A própria Caixa recomenda que o comprador considere, além da prestação, despesas como condomínio, água, energia elétrica, IPTU e manutenção. O banco também alerta que, nas operações de financiamento habitacional, o comprometimento da renda pode chegar a 30%, conforme as condições da modalidade.

Outro componente da conta é a forma de amortização. SAC e Price produzem comportamentos diferentes para as parcelas ao longo do contrato e podem alterar a capacidade de financiamento e o desembolso mensal. A escolha, portanto, precisa considerar o perfil financeiro da família e não apenas o valor inicial da prestação.

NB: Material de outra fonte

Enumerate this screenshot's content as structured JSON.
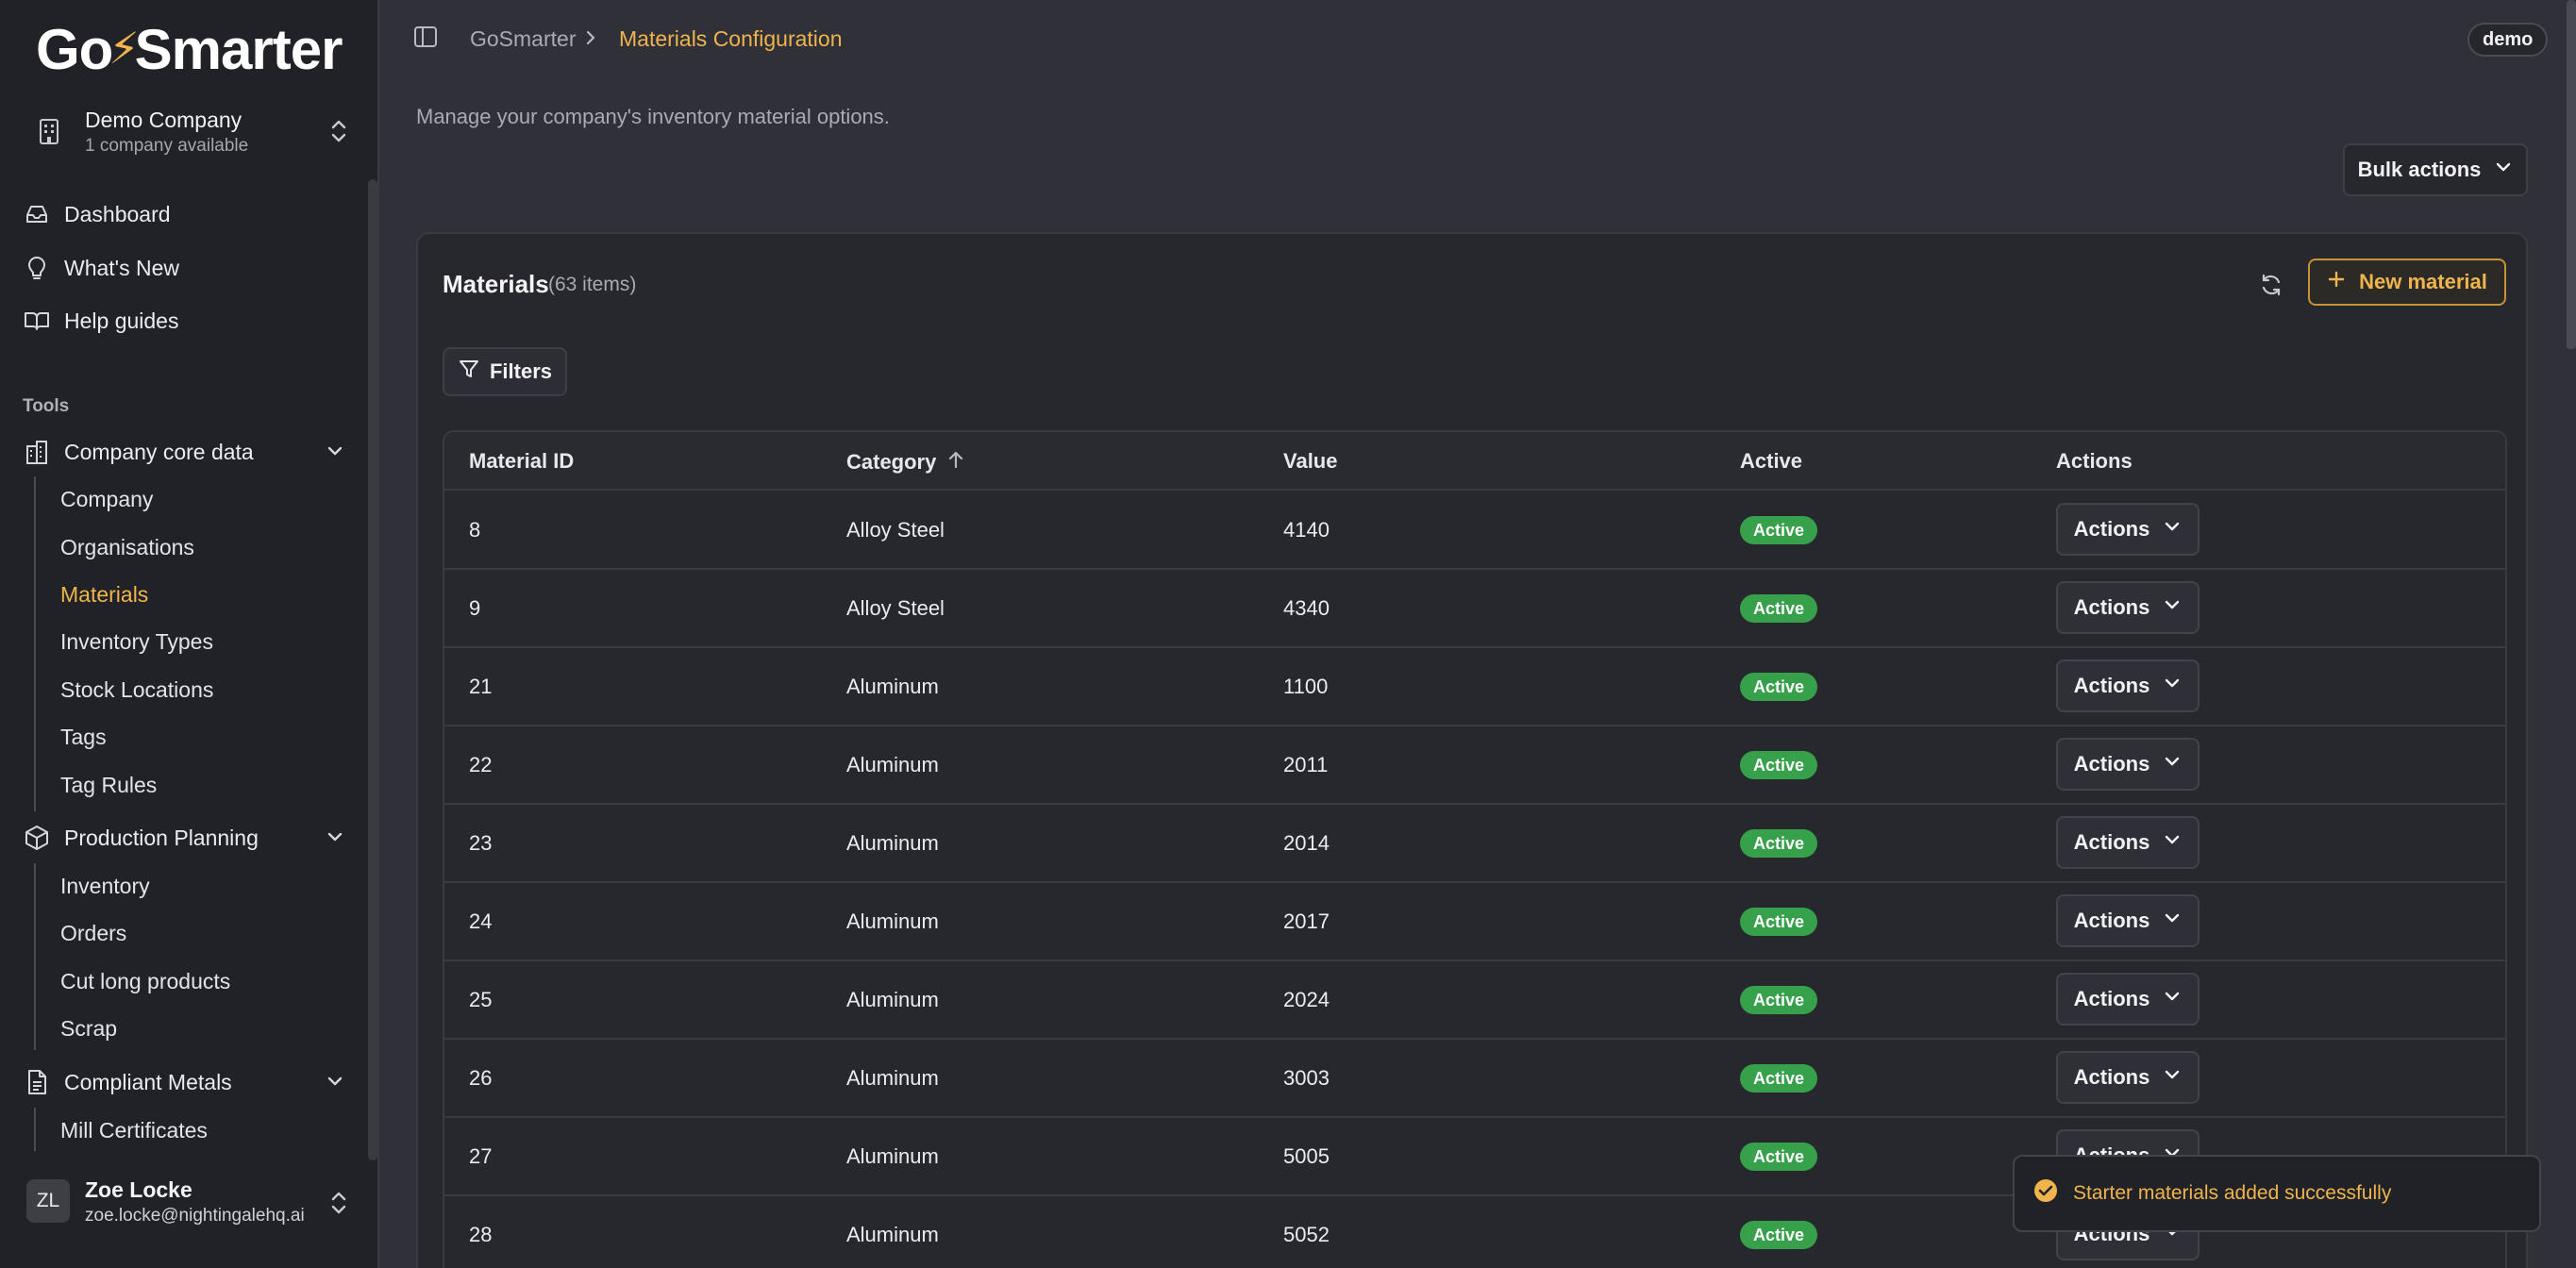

Crédito pode mudar a equação

A discussão sobre aluguel e compra também ganhou novos elementos com as mudanças recentes no crédito imobiliário. Em 2025, o Banco Central e o Conselho Monetário Nacional alteraram regras relacionadas ao financiamento habitacional, incluindo a elevação do teto do imóvel enquadrado no Sistema Financeiro da Habitação de R$ 1,5 milhão para R$ 2,25 milhões e mudanças no direcionamento dos recursos da poupança.

Para André Avelar, diretor financeiro e de Relações com Investidores da Emccamp, a análise do mercado imobiliário precisa considerar o custo do dinheiro, mas também as características específicas do crédito habitacional. O cenário de juros elevados afeta o financiamento convencional, enquanto programas habitacionais possuem condições próprias.

“A taxa básica de juros influencia o custo do dinheiro na economia, mas o consumidor precisa observar qual linha de financiamento está disponível para o seu perfil. No crédito habitacional, especialmente dentro dos programas de moradia, as condições podem ser diferentes das taxas observadas em outras modalidades de crédito”, afirma .

Na avaliação de Tarso Duarte de Tassis, vice-presidente de Negócios de Atacado da Caixa Econômica Federal, a previsibilidade das condições de financiamento é um elemento importante para a decisão. Ele destaca que o consumidor precisa relacionar o valor da prestação com sua capacidade financeira de longo prazo antes de escolher entre alugar e comprar.

“Na decisão entre aluguel e compra, o ponto de partida deve ser a capacidade de pagamento da família. Quando a aquisição cabe no orçamento e as condições de crédito são adequadas ao perfil do comprador, o financiamento pode transformar parte do desembolso mensal em formação de patrimônio”, afirma.

O ponto central da decisão é transformar aluguel e prestação em uma comparação financeira completa. Para isso, o consumidor precisa considerar o valor desembolsado durante o período, a evolução esperada dos preços, os custos de manutenção, a entrada, os juros e o patrimônio acumulado. Em um mercado no qual os aluguéis acumulavam alta de 9% em 12 meses até junho de 2026 e os preços residenciais também apresentavam valorização, esperar pode ter um custo, mas comprar sem planejamento também pode comprometer o orçamento. A escolha mais adequada depende da situação financeira, do horizonte de permanência e das condições concretas encontradas pelo comprador.